The result has been the destruction of our once reliable grid and skyrocketing electricity prices for Australian businesses and households.
Our energy regulator must now regularly intervene in the energy “market” just to keep the lights on.
Since the Renewable Energy Act was introduced in 2000, electricity prices have more than tripled and Australia has lost 140,000 manufacturing jobs.
Australia’s experience has been repeated in every country that has gone down this path. The experiment with solar and wind energy is now more than 20 years old, yet there is still not one country in the world that has reduced its electricity prices by installing lots of solar and wind energy.
We urgently need a different approach, especially given that things could get a lot worse before they get better.
Over the next 10 years we plan to retire four times the amount of coal-fired power than has been retired over the past 10 years.
As the recent decision of the NSW Government to delay the closure of the Eraring coal-fired power station showed, we are not ready for this transition.
We cannot afford to continue to put all of our eggs in the renewable energy basket. I have never been against some solar and wind power. What any modern industrial economy needs is a mix of different types of electricity.
Take data centres for example. They are essential for the development of AI technologies, but they require power that is always on at a level of reliability greater than most heavy industrial plants.
One data centre builder told me that his contracts include a condition whereby he is penalised 20 per cent of his annual contract value if power is out for just five minutes at the data centre.
The intermittent energy supply provided by solar and wind energy is not suitable for the strict reliability requirements of AI. So Microsoft and Amazon are turning to nuclear energy to meet their needs.
If we do not look to install nuclear energy soon, we will not just lose industrial jobs, we may miss out on information jobs too.

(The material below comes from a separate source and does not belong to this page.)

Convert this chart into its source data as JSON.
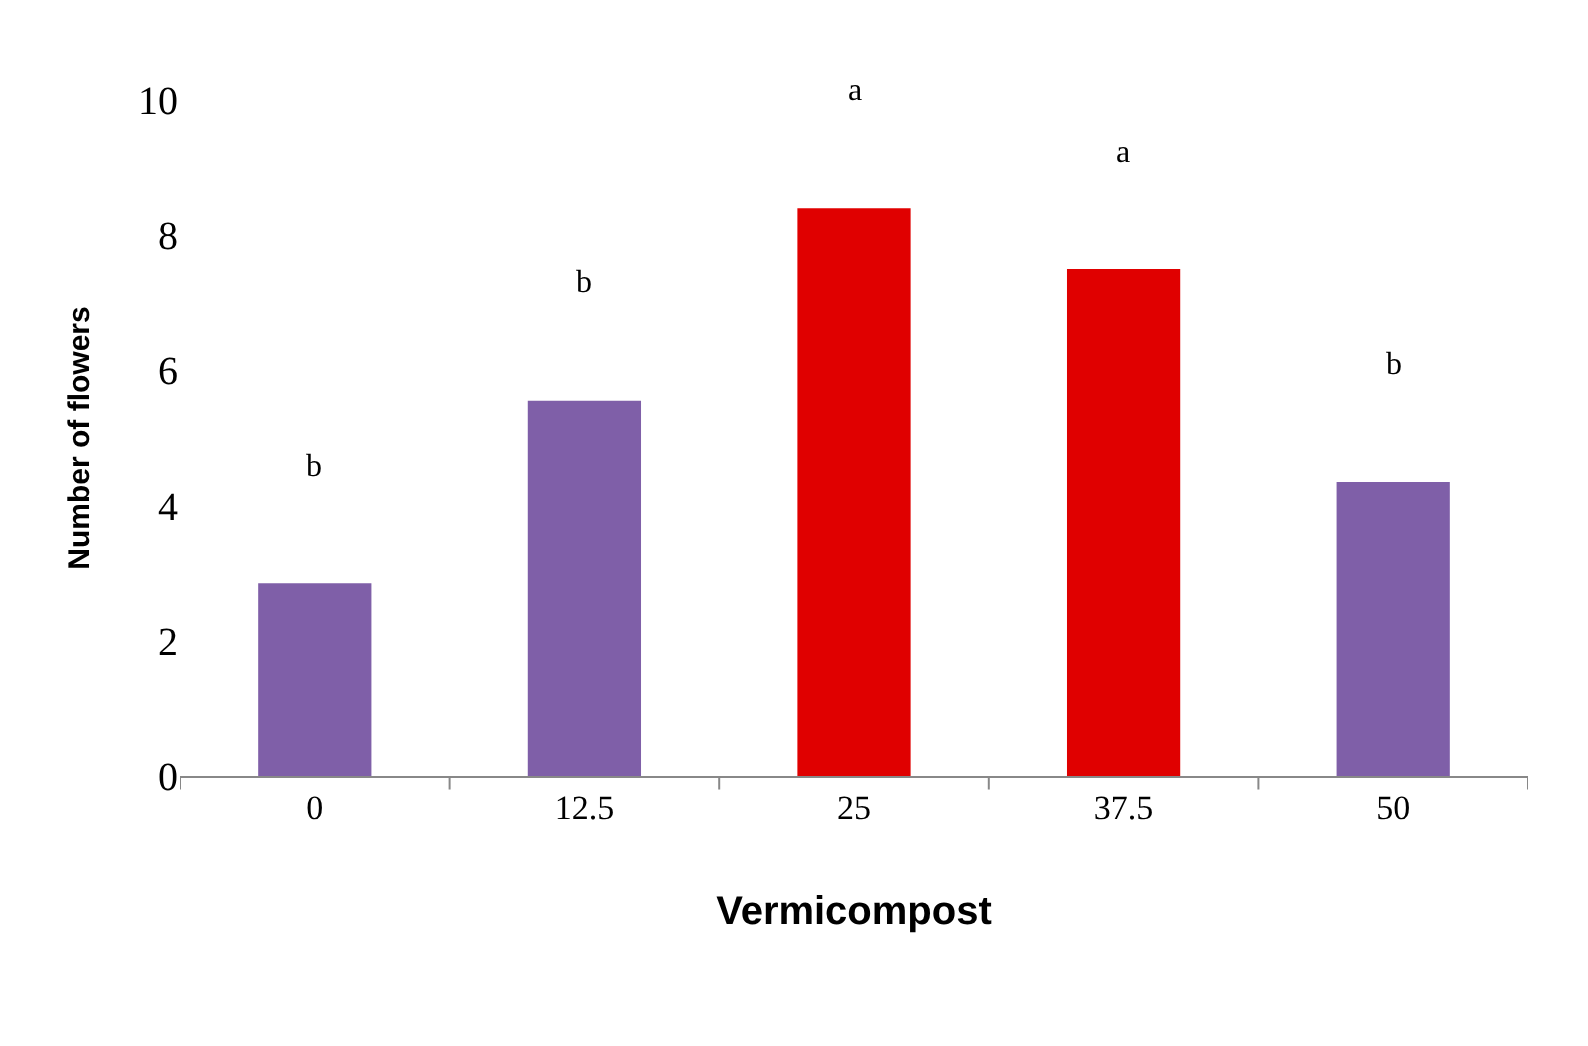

We also need gas to provide efficient backup power and as a feedstock to industrial processes such as fertiliser production. Half of the world’s population is fed from fertilisers made by fossil fuels.
We need coal too, to maintain jobs in aluminium smelting and other energy-intensive industries. No large-scale aluminium smelter is powered by solar, wind or nuclear power.
My message that we need a balanced mix of energy types is often lost in a debate where everyone is searching for an impossible silver bullet.
Obsession leads to excess. If we move to Labor’s 82 per cent renewable energy target millions of hectares of Australia’s bushland will be desecrated. Wind requires 360 times more land than nuclear and solar takes up 75 times more land.
Solar and wind require ripping up many more backyards than nuclear.
Perhaps that is the reason why Sydney has had a nuclear reactor for 60 years but is yet to install its first industrial size solar or wind facility.